En ce qui concerne les professionnels de santé, nous avons des chiffres contestés. Au Brésil, les chiffres officiels disent que, le 14 mai, nous avions 150 000 professionnels de santé soupçonnés d'avoir la covid-19, dont 31 000 cas confirmés et 150 morts. D'après le gouvernement fédéral, plus de la moitié seraient des infirmiers ou des auxiliaires et 13 % seraient des médecins. Mais ces chiffres sont contestés, par exemple par le Conseil national des infirmiers au Brésil, qui dit compter trois fois ce nombre de morts. Aujourd'hui, au Brésil, on aurait officiellement 157 infirmiers décédés, ce qui dépasse les chiffres des États-Unis par exemple (148 infirmiers), et même du Royaume-Uni, où la crise est déjà dans une autre phase, avec 67 infirmiers décédés. On ne peut pas nier que les professionnels de santé sont très touchés dans toute la région, et surtout au Brésil.
Cela a un lien avec le niveau de protection des personnels de santé, qui est très différent entre le secteur privé et le secteur public. Nous avons des niveaux excellents dans le secteur privé, par exemple au Brésil mais dans d'autres pays également, mais nous avons un manque d'équipements chronique dans le système public, y compris durant la pandémie. Il y a même une lutte entre les États fédérés pour les ventilateurs et les masques. Et on a un boycott, par le gouvernement fédéral, des gouvernements locaux, sur l'achat de ces produits. Cela fait partie de cette « guerre » dont j'ai parlé, et ce n'est pas moi qui utilise cette expression, mais le Président lui-même qui a déclaré la « guerre » aux gouverneurs. Parce que le Président Bolsonaro croit que ce n'est qu'une « petite grippe », qui est un prétexte pour dépenser de l'argent public. D'ailleurs, c'est un discours très contradictoire parce que parfois il avance des éléments qui soutiennent le constat de la gravité de la crise, mais on ne peut pas s'attendre à un discours cohérent, parce que lorsqu'on parle de l'extrême-droite, l'incohérence est un élément important. La propagande est l'essence de son ascension politique, et en matière de fake news, il sait très bien manipuler les informations.

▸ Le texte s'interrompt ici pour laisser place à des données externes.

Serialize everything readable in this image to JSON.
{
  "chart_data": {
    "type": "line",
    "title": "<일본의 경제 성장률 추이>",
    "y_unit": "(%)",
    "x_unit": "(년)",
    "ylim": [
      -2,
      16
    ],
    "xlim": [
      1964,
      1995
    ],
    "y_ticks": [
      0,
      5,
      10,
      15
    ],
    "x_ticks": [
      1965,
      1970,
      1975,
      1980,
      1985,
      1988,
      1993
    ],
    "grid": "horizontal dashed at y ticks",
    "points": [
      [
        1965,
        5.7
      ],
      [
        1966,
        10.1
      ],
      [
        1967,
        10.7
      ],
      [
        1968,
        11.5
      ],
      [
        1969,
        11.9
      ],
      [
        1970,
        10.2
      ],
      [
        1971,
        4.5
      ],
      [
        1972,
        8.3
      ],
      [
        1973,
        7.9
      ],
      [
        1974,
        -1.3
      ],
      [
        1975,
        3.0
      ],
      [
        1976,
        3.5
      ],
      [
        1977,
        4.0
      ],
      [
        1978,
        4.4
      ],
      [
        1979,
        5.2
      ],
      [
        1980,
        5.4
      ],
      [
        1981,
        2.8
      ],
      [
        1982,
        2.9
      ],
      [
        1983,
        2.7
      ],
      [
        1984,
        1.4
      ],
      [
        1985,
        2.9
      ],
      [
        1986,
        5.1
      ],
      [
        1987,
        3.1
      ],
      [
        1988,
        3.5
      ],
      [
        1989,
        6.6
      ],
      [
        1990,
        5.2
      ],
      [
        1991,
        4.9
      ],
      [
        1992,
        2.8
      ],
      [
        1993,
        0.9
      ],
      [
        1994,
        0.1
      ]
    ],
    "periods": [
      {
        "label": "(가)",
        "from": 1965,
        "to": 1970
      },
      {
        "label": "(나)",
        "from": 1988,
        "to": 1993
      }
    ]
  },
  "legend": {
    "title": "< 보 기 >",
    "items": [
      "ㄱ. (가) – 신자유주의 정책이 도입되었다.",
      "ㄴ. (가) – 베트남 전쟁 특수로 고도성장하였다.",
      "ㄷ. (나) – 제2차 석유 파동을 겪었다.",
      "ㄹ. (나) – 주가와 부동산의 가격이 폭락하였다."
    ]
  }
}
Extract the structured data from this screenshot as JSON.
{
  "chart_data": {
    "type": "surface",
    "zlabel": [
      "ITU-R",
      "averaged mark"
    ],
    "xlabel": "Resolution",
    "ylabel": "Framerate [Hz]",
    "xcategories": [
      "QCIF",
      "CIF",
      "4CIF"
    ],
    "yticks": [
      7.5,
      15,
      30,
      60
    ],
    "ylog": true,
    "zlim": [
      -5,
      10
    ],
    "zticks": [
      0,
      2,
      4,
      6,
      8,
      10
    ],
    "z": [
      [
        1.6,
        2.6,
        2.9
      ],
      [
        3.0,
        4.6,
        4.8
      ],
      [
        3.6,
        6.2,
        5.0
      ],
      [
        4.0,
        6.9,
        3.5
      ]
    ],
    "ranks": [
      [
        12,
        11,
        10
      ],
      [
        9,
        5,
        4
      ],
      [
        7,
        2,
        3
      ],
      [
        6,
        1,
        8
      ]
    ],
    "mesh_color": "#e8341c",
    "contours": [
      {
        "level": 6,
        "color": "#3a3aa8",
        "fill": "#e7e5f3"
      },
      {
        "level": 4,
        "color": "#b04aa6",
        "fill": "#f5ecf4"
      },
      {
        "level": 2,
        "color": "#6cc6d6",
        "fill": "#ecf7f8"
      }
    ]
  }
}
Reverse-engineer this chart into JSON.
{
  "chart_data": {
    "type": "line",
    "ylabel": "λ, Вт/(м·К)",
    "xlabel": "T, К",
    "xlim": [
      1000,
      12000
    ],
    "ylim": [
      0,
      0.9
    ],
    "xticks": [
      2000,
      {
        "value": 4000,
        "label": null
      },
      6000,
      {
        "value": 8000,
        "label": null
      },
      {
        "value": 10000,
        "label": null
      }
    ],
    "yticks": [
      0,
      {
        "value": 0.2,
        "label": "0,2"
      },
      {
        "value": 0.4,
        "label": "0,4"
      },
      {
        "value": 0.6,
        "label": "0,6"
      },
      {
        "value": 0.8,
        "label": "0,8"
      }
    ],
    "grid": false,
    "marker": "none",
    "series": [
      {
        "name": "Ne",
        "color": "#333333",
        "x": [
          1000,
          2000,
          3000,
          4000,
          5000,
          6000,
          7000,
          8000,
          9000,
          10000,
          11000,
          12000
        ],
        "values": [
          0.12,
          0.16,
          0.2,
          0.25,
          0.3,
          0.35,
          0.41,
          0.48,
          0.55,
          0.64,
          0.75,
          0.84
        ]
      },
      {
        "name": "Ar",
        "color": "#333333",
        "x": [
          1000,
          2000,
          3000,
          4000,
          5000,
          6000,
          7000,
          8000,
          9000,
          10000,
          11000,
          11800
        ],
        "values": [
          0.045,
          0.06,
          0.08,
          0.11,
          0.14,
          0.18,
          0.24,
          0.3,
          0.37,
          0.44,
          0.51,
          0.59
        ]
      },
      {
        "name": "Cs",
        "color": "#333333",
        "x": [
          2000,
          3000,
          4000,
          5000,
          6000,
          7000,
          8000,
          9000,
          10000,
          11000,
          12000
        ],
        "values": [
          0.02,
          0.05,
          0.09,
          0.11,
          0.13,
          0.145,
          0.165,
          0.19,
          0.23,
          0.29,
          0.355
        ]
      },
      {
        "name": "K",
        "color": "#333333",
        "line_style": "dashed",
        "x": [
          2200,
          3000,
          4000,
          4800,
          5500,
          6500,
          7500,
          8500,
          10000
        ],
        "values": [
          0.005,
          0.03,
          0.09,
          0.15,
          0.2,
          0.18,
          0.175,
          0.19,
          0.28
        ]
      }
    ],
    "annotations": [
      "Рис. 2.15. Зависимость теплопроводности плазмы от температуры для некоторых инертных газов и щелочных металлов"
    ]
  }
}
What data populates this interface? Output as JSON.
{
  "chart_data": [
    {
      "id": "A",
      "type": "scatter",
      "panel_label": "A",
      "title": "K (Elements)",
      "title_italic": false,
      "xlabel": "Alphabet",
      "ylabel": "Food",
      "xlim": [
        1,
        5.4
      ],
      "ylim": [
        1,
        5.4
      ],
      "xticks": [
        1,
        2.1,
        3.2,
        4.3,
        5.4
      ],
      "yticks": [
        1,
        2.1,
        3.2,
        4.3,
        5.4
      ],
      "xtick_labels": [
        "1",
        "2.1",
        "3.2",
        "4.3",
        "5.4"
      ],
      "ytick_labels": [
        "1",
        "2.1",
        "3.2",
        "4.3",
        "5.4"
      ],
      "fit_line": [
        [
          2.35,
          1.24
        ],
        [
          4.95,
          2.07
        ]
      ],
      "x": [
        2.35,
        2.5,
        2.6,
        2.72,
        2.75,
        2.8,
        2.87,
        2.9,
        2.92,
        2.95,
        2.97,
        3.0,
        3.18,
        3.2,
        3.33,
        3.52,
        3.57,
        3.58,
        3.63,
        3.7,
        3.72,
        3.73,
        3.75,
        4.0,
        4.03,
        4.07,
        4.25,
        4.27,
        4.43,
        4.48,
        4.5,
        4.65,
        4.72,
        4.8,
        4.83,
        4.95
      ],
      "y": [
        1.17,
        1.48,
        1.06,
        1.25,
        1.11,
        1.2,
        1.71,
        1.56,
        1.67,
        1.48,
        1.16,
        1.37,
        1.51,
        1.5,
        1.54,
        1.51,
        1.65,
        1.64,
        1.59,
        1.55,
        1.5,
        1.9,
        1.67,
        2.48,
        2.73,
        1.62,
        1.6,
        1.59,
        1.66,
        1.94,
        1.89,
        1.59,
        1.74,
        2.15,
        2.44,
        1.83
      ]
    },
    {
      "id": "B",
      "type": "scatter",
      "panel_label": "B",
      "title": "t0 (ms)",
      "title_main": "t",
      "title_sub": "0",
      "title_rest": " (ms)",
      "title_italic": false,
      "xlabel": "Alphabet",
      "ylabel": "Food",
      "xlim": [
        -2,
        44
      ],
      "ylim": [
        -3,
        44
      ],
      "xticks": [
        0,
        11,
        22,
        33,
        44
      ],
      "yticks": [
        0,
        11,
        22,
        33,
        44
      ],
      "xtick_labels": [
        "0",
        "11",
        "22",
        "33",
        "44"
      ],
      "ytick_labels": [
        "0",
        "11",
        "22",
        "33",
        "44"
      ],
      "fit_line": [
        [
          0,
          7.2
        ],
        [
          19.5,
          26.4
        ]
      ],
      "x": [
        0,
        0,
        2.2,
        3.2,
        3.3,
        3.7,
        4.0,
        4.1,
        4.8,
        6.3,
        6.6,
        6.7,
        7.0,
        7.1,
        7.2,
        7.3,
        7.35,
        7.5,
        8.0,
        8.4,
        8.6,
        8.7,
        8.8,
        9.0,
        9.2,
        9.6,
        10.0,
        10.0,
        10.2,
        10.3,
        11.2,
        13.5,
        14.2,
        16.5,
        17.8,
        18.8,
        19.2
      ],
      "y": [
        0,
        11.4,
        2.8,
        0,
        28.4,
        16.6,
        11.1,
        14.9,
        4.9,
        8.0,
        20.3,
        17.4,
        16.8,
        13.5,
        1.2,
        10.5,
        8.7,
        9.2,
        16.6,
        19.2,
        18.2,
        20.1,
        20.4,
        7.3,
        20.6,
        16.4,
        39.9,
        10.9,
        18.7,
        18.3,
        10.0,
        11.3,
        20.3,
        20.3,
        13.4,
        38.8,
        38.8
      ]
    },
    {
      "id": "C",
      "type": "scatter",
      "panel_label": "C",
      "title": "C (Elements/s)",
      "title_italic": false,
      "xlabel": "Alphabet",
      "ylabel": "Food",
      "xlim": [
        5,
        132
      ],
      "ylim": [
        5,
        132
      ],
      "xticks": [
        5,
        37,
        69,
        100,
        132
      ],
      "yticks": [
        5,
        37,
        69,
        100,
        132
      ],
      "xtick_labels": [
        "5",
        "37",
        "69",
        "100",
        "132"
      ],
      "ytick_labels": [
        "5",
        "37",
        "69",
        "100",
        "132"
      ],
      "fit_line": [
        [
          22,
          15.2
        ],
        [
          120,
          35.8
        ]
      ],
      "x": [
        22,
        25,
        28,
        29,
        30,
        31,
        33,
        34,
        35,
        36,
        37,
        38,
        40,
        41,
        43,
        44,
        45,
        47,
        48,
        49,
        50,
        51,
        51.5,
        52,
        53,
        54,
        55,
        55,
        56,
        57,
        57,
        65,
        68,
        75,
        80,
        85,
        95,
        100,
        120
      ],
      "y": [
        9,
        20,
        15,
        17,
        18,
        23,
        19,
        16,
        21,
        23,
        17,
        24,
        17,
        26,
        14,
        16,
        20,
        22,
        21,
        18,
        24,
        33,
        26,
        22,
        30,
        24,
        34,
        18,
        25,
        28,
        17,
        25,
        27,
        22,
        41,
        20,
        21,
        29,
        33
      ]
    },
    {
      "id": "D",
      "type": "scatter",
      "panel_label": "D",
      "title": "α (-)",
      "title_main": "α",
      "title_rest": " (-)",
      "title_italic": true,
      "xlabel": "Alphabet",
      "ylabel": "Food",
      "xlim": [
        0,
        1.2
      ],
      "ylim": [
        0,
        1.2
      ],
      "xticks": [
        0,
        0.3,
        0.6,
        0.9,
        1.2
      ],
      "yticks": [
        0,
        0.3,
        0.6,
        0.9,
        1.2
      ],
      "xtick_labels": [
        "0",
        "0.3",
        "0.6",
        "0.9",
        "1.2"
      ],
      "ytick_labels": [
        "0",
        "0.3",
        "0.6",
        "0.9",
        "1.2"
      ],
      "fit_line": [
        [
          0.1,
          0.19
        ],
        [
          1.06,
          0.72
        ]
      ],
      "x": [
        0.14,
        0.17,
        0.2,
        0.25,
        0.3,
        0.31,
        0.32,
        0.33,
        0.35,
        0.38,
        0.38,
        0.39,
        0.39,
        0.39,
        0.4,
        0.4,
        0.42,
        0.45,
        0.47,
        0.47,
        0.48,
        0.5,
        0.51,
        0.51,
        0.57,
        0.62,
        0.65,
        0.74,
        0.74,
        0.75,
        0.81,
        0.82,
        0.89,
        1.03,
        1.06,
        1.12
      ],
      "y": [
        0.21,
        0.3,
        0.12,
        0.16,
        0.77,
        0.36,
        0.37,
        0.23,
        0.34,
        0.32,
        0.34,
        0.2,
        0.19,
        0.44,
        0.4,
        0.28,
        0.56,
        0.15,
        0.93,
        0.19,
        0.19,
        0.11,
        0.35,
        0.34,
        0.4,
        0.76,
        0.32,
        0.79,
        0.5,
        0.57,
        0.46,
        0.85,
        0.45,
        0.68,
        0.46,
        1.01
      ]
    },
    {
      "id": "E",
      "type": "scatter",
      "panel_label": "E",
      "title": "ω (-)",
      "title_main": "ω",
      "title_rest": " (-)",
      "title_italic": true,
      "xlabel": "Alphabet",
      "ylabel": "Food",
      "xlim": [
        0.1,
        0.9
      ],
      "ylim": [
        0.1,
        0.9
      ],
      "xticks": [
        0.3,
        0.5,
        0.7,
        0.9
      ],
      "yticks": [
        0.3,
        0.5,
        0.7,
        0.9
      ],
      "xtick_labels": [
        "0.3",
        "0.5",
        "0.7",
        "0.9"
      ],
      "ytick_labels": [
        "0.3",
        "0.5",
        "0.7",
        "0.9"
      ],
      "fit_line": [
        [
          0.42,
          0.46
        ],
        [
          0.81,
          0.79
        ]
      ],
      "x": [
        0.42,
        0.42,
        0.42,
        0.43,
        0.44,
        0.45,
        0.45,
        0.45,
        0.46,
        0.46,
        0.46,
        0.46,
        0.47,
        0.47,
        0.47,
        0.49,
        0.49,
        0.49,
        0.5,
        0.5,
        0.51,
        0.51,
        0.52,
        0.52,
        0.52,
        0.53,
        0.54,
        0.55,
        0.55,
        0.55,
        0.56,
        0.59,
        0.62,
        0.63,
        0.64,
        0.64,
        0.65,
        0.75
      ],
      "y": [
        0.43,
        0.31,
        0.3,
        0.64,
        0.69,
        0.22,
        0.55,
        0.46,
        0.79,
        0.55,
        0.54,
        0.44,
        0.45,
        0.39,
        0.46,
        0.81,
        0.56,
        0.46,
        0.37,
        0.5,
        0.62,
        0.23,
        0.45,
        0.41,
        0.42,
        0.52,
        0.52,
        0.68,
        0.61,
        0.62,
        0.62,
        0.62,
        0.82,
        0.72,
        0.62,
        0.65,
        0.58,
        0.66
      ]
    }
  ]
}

Aucun doute, donc, sur le fait que les professionnels de santé sont très touchés, mais nous n'avons pas de données fiables, les données officielles étant contestées un peu partout en Amérique latine.
Je vous recommande le travail de la Commission interaméricaine des droits de l'homme, qui a créé un service spécialement dédié au suivi de la crise de la covid-19, et qui a même émis une résolution sur les droits à la santé dans la région, une résolution sur la pandémie en Amérique avec plusieurs recommandations pour les États. Nous avons déjà plusieurs pétitions et demandes qui proviennent de tous les pays de la région pour pointer la responsabilité des gouvernements et les défaillances dans la réponse à la pandémie.
J'aimerais dire aujourd'hui que le Mercosur est vraiment un « souvenir ». On a essayé de créer le PROSUR, qui est surtout une entité déclaratoire, qui révèle soi-disant cette convergence politique entre des pays qui sont plus conservateurs, mais qui n'a pas d'action sur les politiques publiques.
Ce dont nous aurions besoin maintenant, c'est de ce que faisait l'Institut sud-américain de gouvernement en santé de l'UNASUR, qui avait son siège à Rio de Janeiro. L'UNASUR créait des enceintes pour permettre des échanges entre techniciens et gouvernements et a essayé de lancer des initiatives de vigilance sanitaire en Amérique du Sud. Nous en sommes aujourd'hui très loin, je n'ai aucun espoir par rapport au Mercosur.